Concurrent with his director role, he also held the Cummings Family Professorship of the Practice in Entrepreneurship, established by William S. Cummings, A58, H06, J97P, M97P, trustee emeritus and founder of Cummings Properties.
Derby’s deep convictions about teaching at the university level are informed by his own experience as an undergraduate, when the majority of his classes consisted of one-way lectures with little to no engagement with either professors or fellow students.

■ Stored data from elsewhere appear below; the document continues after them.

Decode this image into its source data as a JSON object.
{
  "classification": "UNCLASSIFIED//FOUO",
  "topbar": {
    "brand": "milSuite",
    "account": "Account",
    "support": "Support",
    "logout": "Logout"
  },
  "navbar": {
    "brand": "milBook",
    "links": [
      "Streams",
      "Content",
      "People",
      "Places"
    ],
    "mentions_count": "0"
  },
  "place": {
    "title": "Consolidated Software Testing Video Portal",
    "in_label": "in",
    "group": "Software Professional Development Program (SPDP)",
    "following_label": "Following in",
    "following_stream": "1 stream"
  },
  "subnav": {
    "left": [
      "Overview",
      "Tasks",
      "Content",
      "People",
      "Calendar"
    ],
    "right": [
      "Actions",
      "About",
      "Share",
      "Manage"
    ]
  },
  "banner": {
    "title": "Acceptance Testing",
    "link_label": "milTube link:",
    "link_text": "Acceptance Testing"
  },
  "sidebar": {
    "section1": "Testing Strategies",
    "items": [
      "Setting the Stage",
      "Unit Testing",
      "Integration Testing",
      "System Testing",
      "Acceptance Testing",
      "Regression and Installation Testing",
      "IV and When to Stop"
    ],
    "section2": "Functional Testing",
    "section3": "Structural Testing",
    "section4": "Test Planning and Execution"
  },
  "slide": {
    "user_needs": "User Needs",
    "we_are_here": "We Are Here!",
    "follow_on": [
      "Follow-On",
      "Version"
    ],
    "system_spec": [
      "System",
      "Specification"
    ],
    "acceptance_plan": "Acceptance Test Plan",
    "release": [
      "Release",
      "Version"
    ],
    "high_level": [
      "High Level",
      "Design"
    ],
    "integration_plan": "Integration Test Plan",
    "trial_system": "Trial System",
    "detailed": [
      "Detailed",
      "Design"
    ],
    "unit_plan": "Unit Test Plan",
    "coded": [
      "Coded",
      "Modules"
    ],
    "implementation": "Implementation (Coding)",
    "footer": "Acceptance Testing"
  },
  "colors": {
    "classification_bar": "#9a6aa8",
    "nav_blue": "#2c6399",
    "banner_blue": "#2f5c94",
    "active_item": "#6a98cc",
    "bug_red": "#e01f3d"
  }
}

His frustration was fresh in his mind as a Peace Corps volunteer in Tanzania, where he taught English. “I promised myself that I was never going to teach students the way I was taught in college,” he said. Instead, he began to explore how to spark imaginative thinking and engagement. Back in the United States, as he achieved success in the business world, he would bring those long-simmering ideals to bear on sales and marketing classes at Tufts and in business classes at MIT.
His efforts have been recognized at Tufts by those whose opinions he values the most. In 2015, he received the Henry and Madeline Fischer Award, given to “Engineering's Teacher of the Year,” as voted on by graduating students.
Derby believes that the entrepreneurial learning process requires teaching “content in context.” Framing his classes around real-world sales or marketing projects, he has student teams prepare detailed plans for companies that range from big-time chemical manufacturers to granola start-ups.
He is also a champion for Tufts as a place where careers are born.
“There’s no reason that these young women and men can't become vice presidents of sales and marketing and presidents of companies,” he said. “When I look at the leaders of both small and enterprise-level companies, seventy-five percent of them came up through the ranks of sales and marketing. So I teach with a vengeance to prepare that next generation of business leaders through my own students and alums. The teaching and coaching do not stop with the end of a course or with graduation from Tufts; everyone knows that I’m always there as a sounding board, 24/7, which Jan encourages.”
Indeed, one wall of his office is covered with thank-you notes, many from seniors he helped with their job hunts. Derby has opened doors to interviews and guided discussions with hundreds of companies and many hundreds of Tufts alumni.
“Teaching for me doesn’t just happen in class,” he told Tufts Now in 2018. “If we can’t provide our students with connections to alumni and help walk them through the process of starting a career, then we’re only doing three-quarters of our job.”
Derby looks forward to teaching and mentoring next year in the center that bears his name. He also looks to the horizon and sees a new era of entrepreneurship and innovation emerging at Tufts.
The Derby Entrepreneurship Center’s home in Joyce Cummings Center is an opportunity to mobilize Tufts’ distinctive strengths as a teaching and research university united by a collaborative culture and a passion for societal impact, he said.
“Tufts is truly unique in its mission and in its encouraging environment for research, innovation, and entrepreneurship across a broad and diverse platform of schools,” Derby said. “We have an extraordinary diversity of students, alumni, faculty, and staff, all people who are asking important questions about the world we live in. It’s my hope that the Derby Entrepreneurship Center at Tufts brings entrepreneurship and innovation to bear on their work and embeds the value of entrepreneurial thinking in the culture of the greater Tufts community.”